The extent to which any non-Elder is oppressed in Holyland is obvious, but the Elders themselves engage in behavior that contrasts with the rules they have put into place. Even though sex is considered a duty, the Elders still experience lust. Furthermore, they act on their lust. Unmarried girl children become objects of excitement to the Elders and these older men are known to peek at them through slots in a privy in order to evaluate their bodies. Since gender roles regarding women’s dress mean that the female form must be concealed, and sex is a ritual in which contact and enjoyment are not allowed, the Elders may only engage in lusty behaviors via “peeping tom” games. Even sex with wives is an act subject to confining strictures. Even though Elder Brome enjoys sex with his wife, Susannah, he is aware that he is not supposed to and that undue attention to her would be sinful (Tepper 205). Again, by making human nature something that is restricted, all people become oppressed. Rule-breaking is inevitable.

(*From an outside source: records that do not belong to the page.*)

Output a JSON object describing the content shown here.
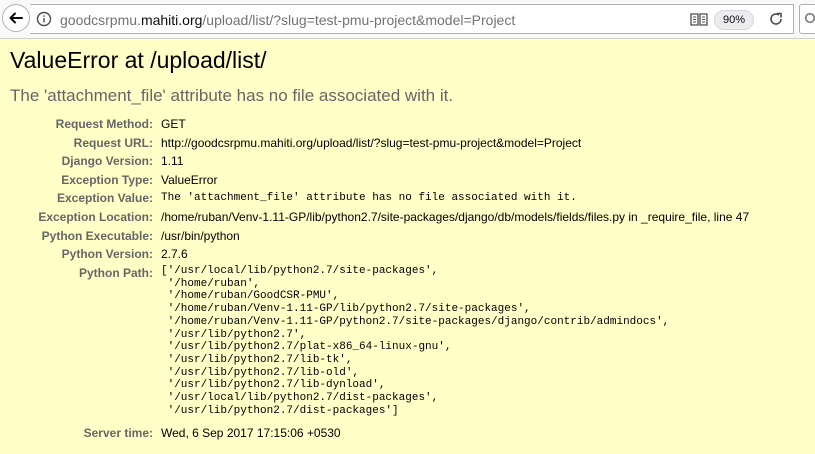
{
  "browser": {
    "url_prefix": "goodcsrpmu.",
    "url_domain": "mahiti.org",
    "url_path": "/upload/list/?slug=test-pmu-project&model=Project",
    "zoom": "90%"
  },
  "error": {
    "title": "ValueError at /upload/list/",
    "subtitle": "The 'attachment_file' attribute has no file associated with it."
  },
  "meta": {
    "request_method": {
      "label": "Request Method:",
      "value": "GET"
    },
    "request_url": {
      "label": "Request URL:",
      "value": "http://goodcsrpmu.mahiti.org/upload/list/?slug=test-pmu-project&model=Project"
    },
    "django_version": {
      "label": "Django Version:",
      "value": "1.11"
    },
    "exception_type": {
      "label": "Exception Type:",
      "value": "ValueError"
    },
    "exception_value": {
      "label": "Exception Value:",
      "value": "The 'attachment_file' attribute has no file associated with it."
    },
    "exception_location": {
      "label": "Exception Location:",
      "value": "/home/ruban/Venv-1.11-GP/lib/python2.7/site-packages/django/db/models/fields/files.py in _require_file, line 47"
    },
    "python_executable": {
      "label": "Python Executable:",
      "value": "/usr/bin/python"
    },
    "python_version": {
      "label": "Python Version:",
      "value": "2.7.6"
    },
    "python_path_label": "Python Path:",
    "python_path": [
      "['/usr/local/lib/python2.7/site-packages',",
      " '/home/ruban',",
      " '/home/ruban/GoodCSR-PMU',",
      " '/home/ruban/Venv-1.11-GP/lib/python2.7/site-packages',",
      " '/home/ruban/Venv-1.11-GP/python2.7/site-packages/django/contrib/admindocs',",
      " '/usr/lib/python2.7',",
      " '/usr/lib/python2.7/plat-x86_64-linux-gnu',",
      " '/usr/lib/python2.7/lib-tk',",
      " '/usr/lib/python2.7/lib-old',",
      " '/usr/lib/python2.7/lib-dynload',",
      " '/usr/local/lib/python2.7/dist-packages',",
      " '/usr/lib/python2.7/dist-packages']"
    ],
    "server_time": {
      "label": "Server time:",
      "value": "Wed, 6 Sep 2017 17:15:06 +0530"
    }
  },
  "colors": {
    "page_background": "#ffffc8",
    "label": "#666666",
    "subtitle": "#666666"
  },
  "icons": [
    "back-arrow-icon",
    "info-icon",
    "reader-view-icon",
    "reload-icon",
    "search-icon"
  ]
}
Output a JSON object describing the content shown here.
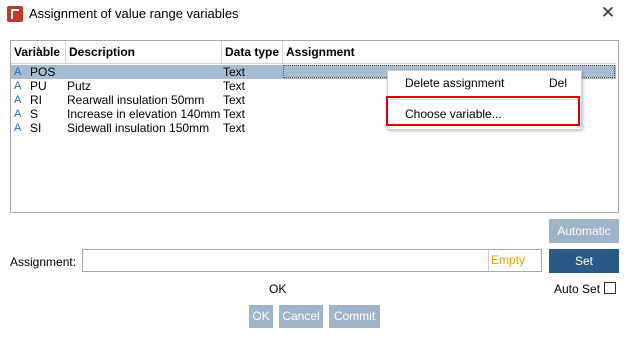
{
  "window": {
    "title": "Assignment of value range variables"
  },
  "table": {
    "columns": [
      "Variable",
      "Description",
      "Data type",
      "Assignment"
    ],
    "rows": [
      {
        "variable": "POS",
        "description": "",
        "data_type": "Text",
        "assignment": ""
      },
      {
        "variable": "PU",
        "description": "Putz",
        "data_type": "Text",
        "assignment": ""
      },
      {
        "variable": "RI",
        "description": "Rearwall insulation 50mm",
        "data_type": "Text",
        "assignment": ""
      },
      {
        "variable": "S",
        "description": "Increase in elevation 140mm",
        "data_type": "Text",
        "assignment": ""
      },
      {
        "variable": "SI",
        "description": "Sidewall insulation 150mm",
        "data_type": "Text",
        "assignment": ""
      }
    ],
    "selected_row": 0
  },
  "context_menu": {
    "items": [
      {
        "label": "Delete assignment",
        "shortcut": "Del"
      },
      {
        "label": "Choose variable...",
        "shortcut": ""
      }
    ]
  },
  "buttons": {
    "automatic": "Automatic",
    "set": "Set",
    "ok": "OK",
    "cancel": "Cancel",
    "commit": "Commit"
  },
  "assignment": {
    "label": "Assignment:",
    "value": "",
    "empty_hint": "Empty"
  },
  "status_text": "OK",
  "auto_set": {
    "label": "Auto Set",
    "checked": false
  },
  "colors": {
    "selection": "#a8bcd0",
    "button_light": "#9fb4c7",
    "button_dark": "#2a5a86",
    "highlight": "#e00000",
    "empty_hint": "#e8a000"
  }
}
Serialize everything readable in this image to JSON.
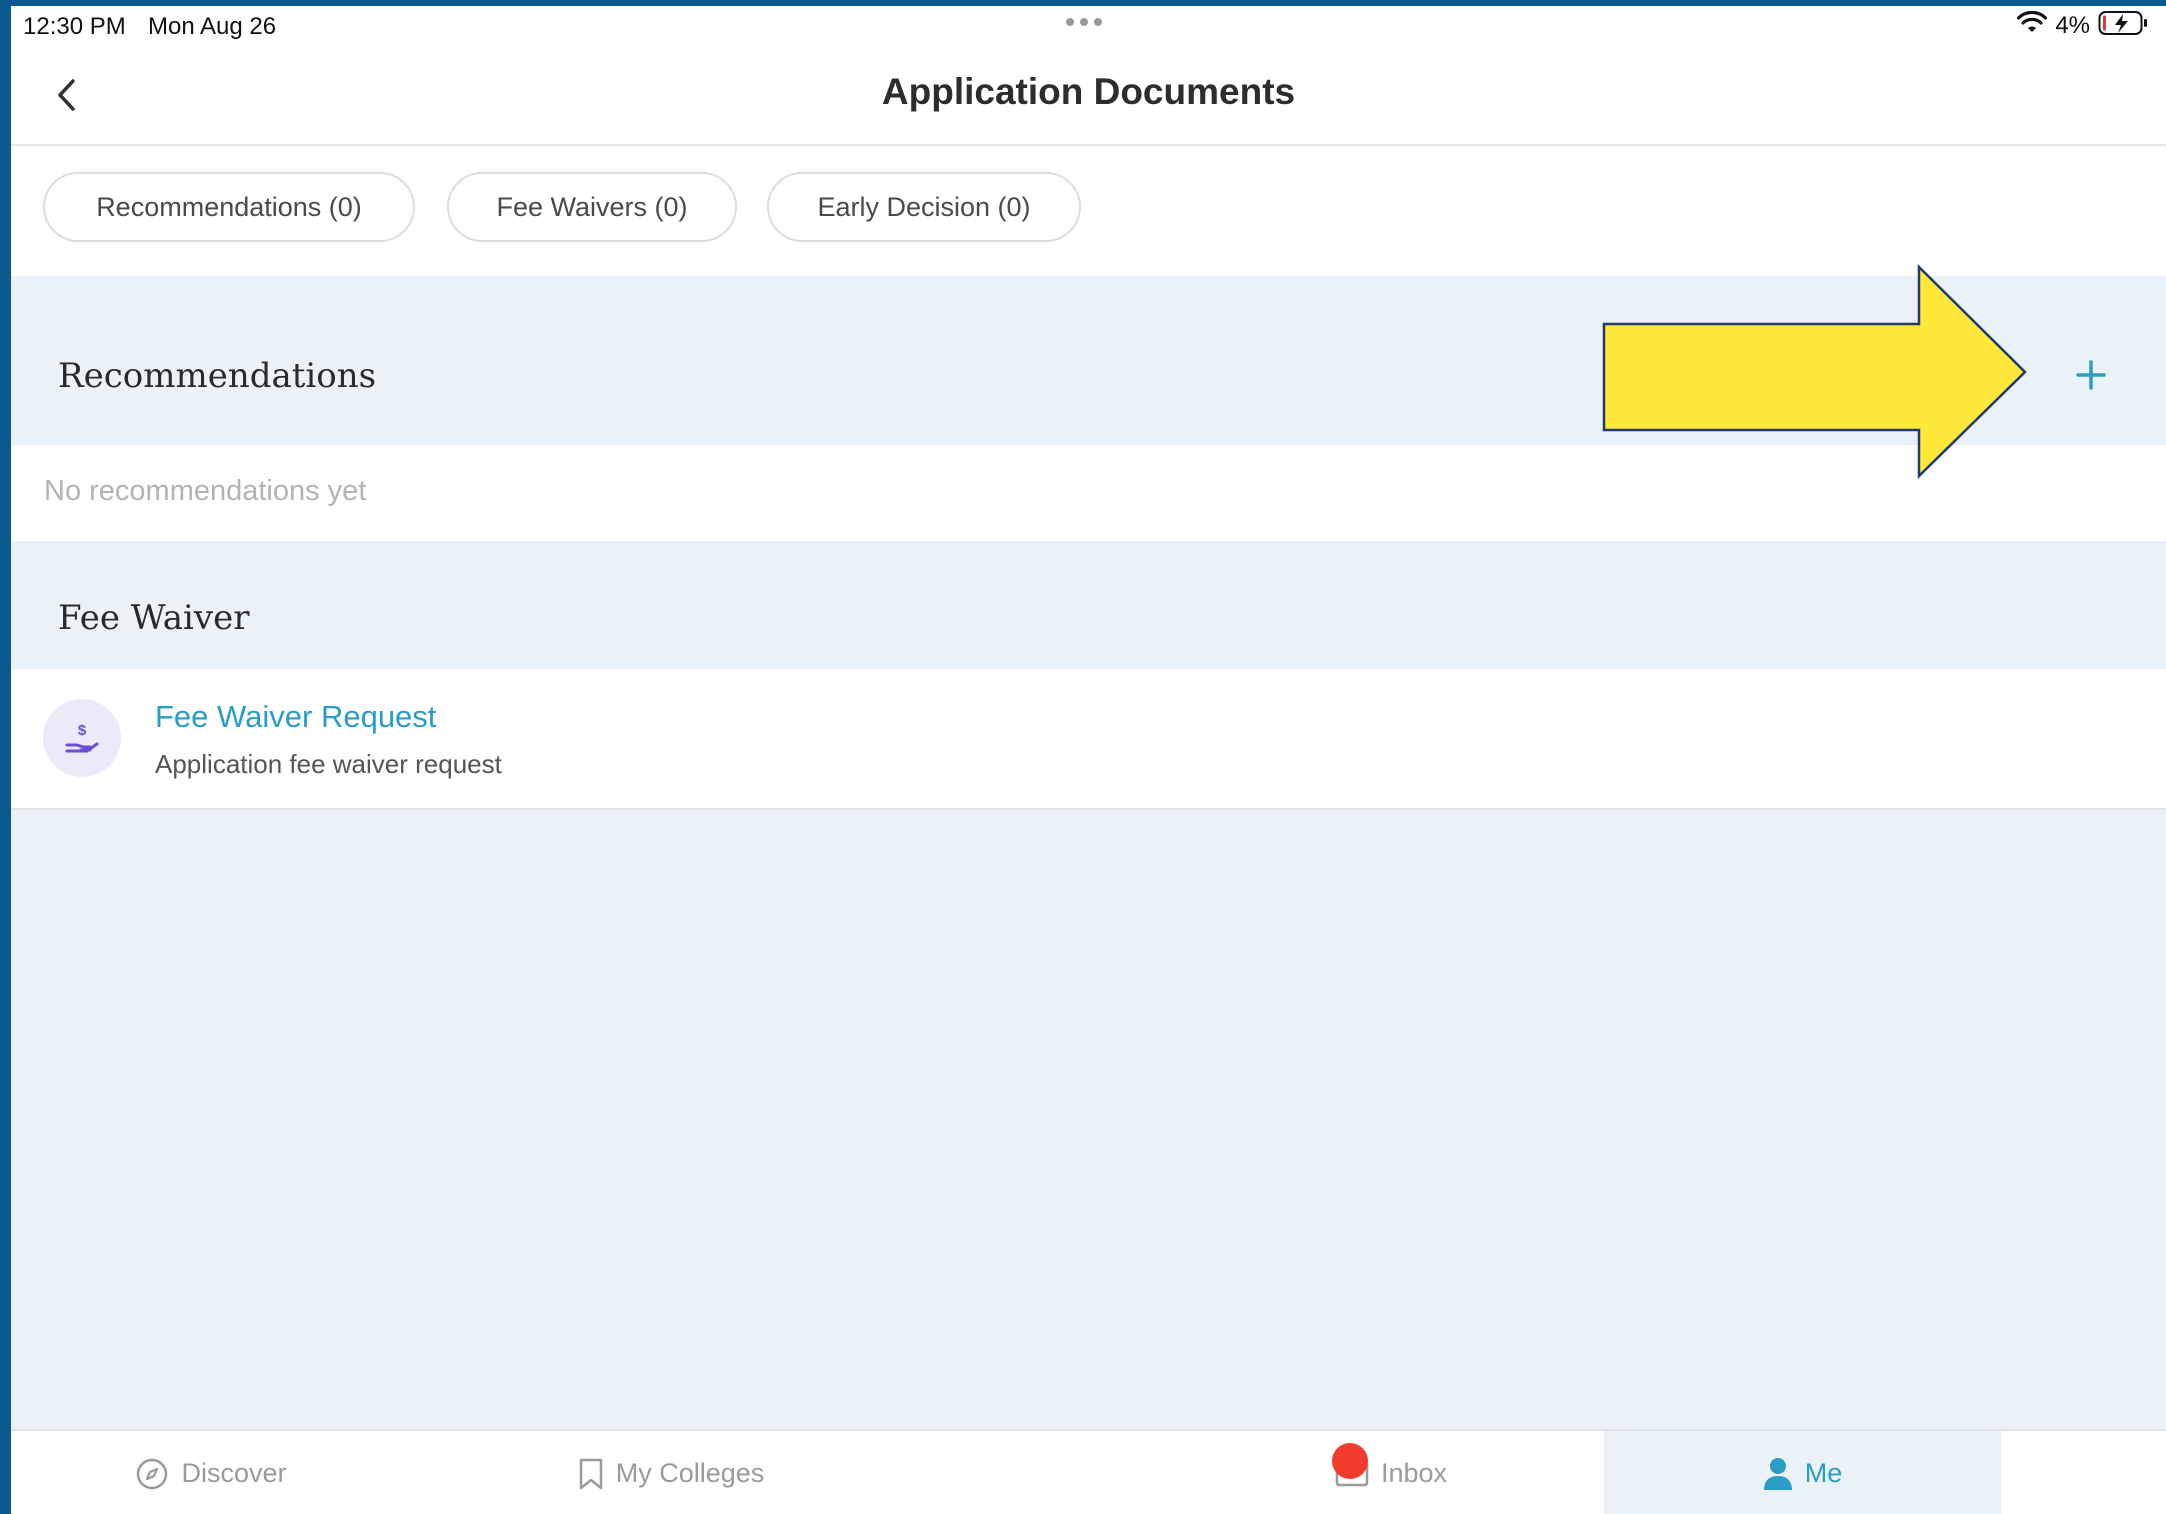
{
  "status_bar": {
    "time": "12:30 PM",
    "date": "Mon Aug 26",
    "battery": "4%",
    "icons": [
      "wifi-icon",
      "battery-charging-icon"
    ]
  },
  "header": {
    "title": "Application Documents",
    "back_icon": "chevron-left-icon"
  },
  "filter_chips": [
    {
      "label": "Recommendations (0)"
    },
    {
      "label": "Fee Waivers (0)"
    },
    {
      "label": "Early Decision (0)"
    }
  ],
  "recommendations": {
    "title": "Recommendations",
    "add_icon": "plus-icon",
    "empty_text": "No recommendations yet"
  },
  "fee_waiver": {
    "title": "Fee Waiver",
    "items": [
      {
        "title": "Fee Waiver Request",
        "subtitle": "Application fee waiver request",
        "icon": "hand-dollar-icon"
      }
    ]
  },
  "annotation": {
    "type": "arrow",
    "color": "#FFE839",
    "points_to": "recommendations add button"
  },
  "tab_bar": {
    "tabs": [
      {
        "label": "Discover",
        "icon": "compass-icon"
      },
      {
        "label": "My Colleges",
        "icon": "bookmark-icon"
      },
      {
        "label": "Inbox",
        "icon": "mail-icon",
        "has_badge": true
      },
      {
        "label": "Me",
        "icon": "person-icon",
        "active": true
      }
    ]
  },
  "colors": {
    "accent": "#2A9DC4",
    "background": "#EBF2F7",
    "badge": "#F23B2F",
    "frame": "#0B5A8F"
  }
}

There is similar deviance from imposed sexual strictures in Women’s Country. Even though women are only supposed to have sex with warriors during the carnivals and open relationships with warriors are taboo, young Stavia seeks to have companionship with Chernon, a young warrior. This is expressly forbidden. Even though Stavia stands to benefit from the elimination of men like Chernon from society, men that would oppress her because of her sex, she develops an attachment to him. This attachment remains until adulthood when she lies and meets him outside of the carnival. This meeting leads to Stavia’s abduction. Afterward, she learns the truth about Women’s Country, including the mass slaughter of warriors in staged wars and the secret sterilization of women who are not desirable contributors to the gene pool. This implies that it is not simply men who have tendencies to behave questionably regarding those that are considered their subordinates. In fact, the tendency of the group in control is to act in ways that promote the continuity of its ideals, regardless of who must be hurt along the way. It is when these ideals necessitate the oppression of others, like the younger sons and women in Holyland, that they are problematic.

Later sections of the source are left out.